Estos son algunos de los consejos que suministró Melania Cevo, nutricionista de la empresa Consultas Nutrición.
Esta firma ofrece el servicio de acompañar a las personas al supermercado y asesorarlas para que puedan elegir los alimentos de una forma más informada para mejorar su salud y también su presupuesto.
Además, ayudan a las personas a saber cómo leer las etiquetas nutricionales.
Los precios para grupos son de ¢6.500 por persona y si es una persona sola o una familia el costo es de ¢30.000.
Errores al comprar.Consultada sobre cuáles son los principales errores de las personas al comprar, Cevo explicó que uno es ir con hambre al supermercado.
“Muchas veces van de compras con hambre, esto siempre nos permite caer en las tentaciones y ansiedad. Es mejor comer antes de ir de compras”, dijo.
Otro es ir sin lista de compras al supermercado, lo cual genera que se den más vueltas por el establecimiento y con ello se puede caer en la tentación de adquirir productos que no se requieren o menos saludables.
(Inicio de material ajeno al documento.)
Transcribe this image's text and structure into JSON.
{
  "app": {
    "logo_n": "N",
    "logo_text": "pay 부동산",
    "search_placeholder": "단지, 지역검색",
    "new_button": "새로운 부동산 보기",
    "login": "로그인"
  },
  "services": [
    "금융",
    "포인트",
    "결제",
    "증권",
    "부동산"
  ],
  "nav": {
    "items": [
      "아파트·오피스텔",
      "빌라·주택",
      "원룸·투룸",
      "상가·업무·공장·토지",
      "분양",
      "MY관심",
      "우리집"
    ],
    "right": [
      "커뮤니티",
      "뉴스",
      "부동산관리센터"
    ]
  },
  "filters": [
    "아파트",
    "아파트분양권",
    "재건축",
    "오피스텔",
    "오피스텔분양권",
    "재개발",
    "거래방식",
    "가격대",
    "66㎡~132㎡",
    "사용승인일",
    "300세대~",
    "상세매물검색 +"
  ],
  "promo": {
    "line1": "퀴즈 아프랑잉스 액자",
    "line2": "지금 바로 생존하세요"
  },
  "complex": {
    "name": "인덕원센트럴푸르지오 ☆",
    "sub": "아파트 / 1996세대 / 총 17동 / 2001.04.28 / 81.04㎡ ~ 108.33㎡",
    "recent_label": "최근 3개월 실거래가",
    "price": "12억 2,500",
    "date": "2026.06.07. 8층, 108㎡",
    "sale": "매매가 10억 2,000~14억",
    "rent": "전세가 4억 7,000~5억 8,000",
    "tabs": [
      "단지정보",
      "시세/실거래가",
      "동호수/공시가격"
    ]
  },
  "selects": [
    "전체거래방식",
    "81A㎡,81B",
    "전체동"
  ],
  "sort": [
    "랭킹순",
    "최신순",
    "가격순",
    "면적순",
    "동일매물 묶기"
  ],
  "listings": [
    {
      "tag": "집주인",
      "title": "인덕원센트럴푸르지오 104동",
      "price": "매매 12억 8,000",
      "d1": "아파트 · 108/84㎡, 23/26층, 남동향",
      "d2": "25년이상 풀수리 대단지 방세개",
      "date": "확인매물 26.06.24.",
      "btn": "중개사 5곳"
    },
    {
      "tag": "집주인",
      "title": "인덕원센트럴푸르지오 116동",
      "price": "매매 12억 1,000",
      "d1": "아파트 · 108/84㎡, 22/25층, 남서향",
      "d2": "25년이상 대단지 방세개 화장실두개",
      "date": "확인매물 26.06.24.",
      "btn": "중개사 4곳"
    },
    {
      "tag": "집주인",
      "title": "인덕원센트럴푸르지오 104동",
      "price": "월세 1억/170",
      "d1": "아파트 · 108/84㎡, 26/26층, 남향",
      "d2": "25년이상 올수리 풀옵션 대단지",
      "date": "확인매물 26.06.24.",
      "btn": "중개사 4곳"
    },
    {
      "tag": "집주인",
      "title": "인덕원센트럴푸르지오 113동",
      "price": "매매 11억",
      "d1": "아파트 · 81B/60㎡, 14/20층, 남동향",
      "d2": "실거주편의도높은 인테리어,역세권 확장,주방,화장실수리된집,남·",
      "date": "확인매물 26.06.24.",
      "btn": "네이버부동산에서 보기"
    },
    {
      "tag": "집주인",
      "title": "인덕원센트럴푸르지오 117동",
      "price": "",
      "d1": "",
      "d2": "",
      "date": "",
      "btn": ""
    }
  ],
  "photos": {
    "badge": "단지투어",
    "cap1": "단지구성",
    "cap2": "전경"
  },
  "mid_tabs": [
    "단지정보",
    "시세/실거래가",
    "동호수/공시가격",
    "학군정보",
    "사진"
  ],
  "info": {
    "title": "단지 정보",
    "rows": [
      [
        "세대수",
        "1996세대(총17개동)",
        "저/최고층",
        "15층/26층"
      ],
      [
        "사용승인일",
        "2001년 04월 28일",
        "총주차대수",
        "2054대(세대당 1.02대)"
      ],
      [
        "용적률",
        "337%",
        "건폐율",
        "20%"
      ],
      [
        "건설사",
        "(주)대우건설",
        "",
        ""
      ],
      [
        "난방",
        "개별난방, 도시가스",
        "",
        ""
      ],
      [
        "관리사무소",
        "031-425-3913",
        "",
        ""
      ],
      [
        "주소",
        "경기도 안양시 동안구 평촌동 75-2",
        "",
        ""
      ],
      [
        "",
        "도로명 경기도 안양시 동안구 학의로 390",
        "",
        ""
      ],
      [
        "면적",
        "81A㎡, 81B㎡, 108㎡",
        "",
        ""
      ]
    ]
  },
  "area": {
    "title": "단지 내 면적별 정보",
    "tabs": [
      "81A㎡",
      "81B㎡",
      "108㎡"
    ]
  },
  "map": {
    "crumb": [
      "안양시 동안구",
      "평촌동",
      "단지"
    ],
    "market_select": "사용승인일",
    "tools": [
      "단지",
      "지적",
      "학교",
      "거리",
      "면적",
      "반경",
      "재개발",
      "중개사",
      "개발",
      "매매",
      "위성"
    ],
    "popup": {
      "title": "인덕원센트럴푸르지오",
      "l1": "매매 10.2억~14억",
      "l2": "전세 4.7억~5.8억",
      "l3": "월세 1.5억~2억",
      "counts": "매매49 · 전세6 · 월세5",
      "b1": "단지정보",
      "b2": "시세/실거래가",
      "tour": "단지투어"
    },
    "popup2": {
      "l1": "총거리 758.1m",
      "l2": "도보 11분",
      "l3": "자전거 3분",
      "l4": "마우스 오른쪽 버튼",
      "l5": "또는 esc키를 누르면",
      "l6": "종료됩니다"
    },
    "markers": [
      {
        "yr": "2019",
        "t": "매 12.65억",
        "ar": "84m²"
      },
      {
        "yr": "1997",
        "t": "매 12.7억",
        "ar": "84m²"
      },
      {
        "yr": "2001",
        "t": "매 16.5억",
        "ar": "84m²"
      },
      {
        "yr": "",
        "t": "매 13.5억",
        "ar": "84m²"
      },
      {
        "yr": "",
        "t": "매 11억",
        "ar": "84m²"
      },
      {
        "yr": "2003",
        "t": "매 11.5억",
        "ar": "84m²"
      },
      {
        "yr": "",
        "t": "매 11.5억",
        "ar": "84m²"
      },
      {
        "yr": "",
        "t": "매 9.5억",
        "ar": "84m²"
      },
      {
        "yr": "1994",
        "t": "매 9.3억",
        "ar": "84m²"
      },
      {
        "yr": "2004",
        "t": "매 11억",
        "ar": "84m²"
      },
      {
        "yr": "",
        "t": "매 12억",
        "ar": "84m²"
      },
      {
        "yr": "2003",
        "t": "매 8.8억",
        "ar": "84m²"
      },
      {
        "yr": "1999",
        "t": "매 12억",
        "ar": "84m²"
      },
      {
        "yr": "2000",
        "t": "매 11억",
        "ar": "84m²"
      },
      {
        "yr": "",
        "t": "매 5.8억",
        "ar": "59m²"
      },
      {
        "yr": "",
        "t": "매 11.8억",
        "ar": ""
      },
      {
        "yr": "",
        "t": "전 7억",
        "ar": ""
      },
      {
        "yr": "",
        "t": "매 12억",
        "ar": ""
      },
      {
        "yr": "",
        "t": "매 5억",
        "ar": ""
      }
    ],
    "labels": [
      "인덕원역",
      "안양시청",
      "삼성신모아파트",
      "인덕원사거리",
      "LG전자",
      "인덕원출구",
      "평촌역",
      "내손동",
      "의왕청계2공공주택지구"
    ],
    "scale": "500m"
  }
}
“Los consumidores generalmente caen en la trampa de las etiquetas”, añadió Cevo.
Explicó que un error frecuente es pensar que cualquier producto que tenga en la etiqueta las leyendas light, sin grasa o bajo en grasa, es saludable.
Por ejemplo, varios productos que no contienen grasa contienen mucho azúcar.
“Vinculado a esto, y posiblemente el error más grave que se comete, es no saber leer etiquetas nutricionales”, añadió.
Otra equivocación es que las personas a veces van comprando según el orden en que los productos están colocados en los pasillos de los supermercados.
Lo correcto, para alargar la vida de los alimentos, es comprar de último los productos frescos (como leche, quesos, frutas, vegetales y carnes).
Además, hay que tener cuidado al llegar a la caja a pagar, pues generalmente ahí se colocan góndolas con productos de valor moderado, pero poco saludables, y aquellos compradores compulsivos pueden caer en la tentación de adquirir cosas ahí, cuando no lo tenían planeado.